飛行機の中で見た映画に、PartとFart(おならをする)を間違えてエンゲージリングを彫ってしまうというのがあったが、ここで、fartに関する大まじめな下ネタを一つ。
 実は、飛行機の中で一番困ったのが「放屁」できないことである。都会の雑踏の中なら「すかし屁」をしても誰にも気づかれない。車の排気ガスに比べれば、人間の放つ排気ガスなどたかがしれている。しかし、飛行機の中ということになれば話は別である。しかも、困ったことに私は人よりおならが出やすい質(たち)である。ハワイまでは片道約 約8時間(正確に言うと、行きは偏西風に乗って7時間、帰りはその逆で9時間かかる)。
その間、おなら一つできないというのは、拷問に近い。
「嫁の屁は、五臓六腑をかけめぐり」という川柳があるが、かくして私も飛行機の中で五臓六腑をかけめぐる強敵と格闘するハメになった。
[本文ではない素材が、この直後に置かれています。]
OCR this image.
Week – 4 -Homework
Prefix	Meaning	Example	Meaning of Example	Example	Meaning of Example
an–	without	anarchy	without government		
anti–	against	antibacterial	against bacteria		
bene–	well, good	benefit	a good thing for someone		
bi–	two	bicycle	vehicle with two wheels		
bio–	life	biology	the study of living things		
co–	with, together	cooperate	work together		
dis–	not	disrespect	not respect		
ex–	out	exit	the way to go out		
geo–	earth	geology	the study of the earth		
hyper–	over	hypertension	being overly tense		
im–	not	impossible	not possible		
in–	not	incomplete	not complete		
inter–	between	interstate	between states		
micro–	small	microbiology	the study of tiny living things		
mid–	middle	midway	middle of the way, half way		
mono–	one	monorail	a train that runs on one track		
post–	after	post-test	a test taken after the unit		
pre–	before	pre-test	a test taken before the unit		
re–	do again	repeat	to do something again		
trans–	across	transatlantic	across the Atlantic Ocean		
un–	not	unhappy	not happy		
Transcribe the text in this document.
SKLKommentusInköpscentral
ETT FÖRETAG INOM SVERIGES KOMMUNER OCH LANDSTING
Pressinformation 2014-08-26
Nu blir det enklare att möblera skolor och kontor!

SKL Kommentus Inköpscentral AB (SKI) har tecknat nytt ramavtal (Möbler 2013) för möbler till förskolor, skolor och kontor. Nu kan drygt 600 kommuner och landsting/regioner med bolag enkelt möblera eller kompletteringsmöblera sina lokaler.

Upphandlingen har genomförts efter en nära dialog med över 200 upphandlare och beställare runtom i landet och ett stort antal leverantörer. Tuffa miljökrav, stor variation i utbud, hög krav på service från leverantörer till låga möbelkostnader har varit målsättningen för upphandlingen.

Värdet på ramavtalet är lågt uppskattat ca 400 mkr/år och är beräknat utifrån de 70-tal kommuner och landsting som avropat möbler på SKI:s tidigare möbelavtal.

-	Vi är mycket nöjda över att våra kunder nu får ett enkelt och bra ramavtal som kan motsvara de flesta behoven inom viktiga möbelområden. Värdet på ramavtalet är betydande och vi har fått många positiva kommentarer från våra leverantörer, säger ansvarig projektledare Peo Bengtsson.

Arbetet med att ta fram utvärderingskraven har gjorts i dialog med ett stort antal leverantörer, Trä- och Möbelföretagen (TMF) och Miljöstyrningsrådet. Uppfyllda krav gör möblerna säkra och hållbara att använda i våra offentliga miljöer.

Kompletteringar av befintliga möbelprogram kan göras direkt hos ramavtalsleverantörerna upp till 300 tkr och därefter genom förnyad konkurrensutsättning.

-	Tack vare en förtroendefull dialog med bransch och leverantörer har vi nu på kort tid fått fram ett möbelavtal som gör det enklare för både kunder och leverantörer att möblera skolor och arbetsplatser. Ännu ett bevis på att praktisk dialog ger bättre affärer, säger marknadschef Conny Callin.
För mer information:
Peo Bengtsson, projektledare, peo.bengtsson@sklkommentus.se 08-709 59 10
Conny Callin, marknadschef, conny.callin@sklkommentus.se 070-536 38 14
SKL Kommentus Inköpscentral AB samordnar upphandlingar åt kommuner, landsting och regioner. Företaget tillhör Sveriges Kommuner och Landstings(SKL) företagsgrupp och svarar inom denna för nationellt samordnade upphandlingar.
 その際、唯一の救いになったのが、先日見た「人体の不思議展」のおならに関する解説であった。それによると、おならをしたいのを我慢し続けると、お腹にたまったガスはまた小腸に押し戻され、やがて小腸から血液に吸収され、最終的には肺から呼吸とともに体外に排出されるということである。だから時間がたてばそのうち「消失」し、いつまでも五臓六腑をかけめぐるわけではないとのことである。人間の体というのは実にうまくできている。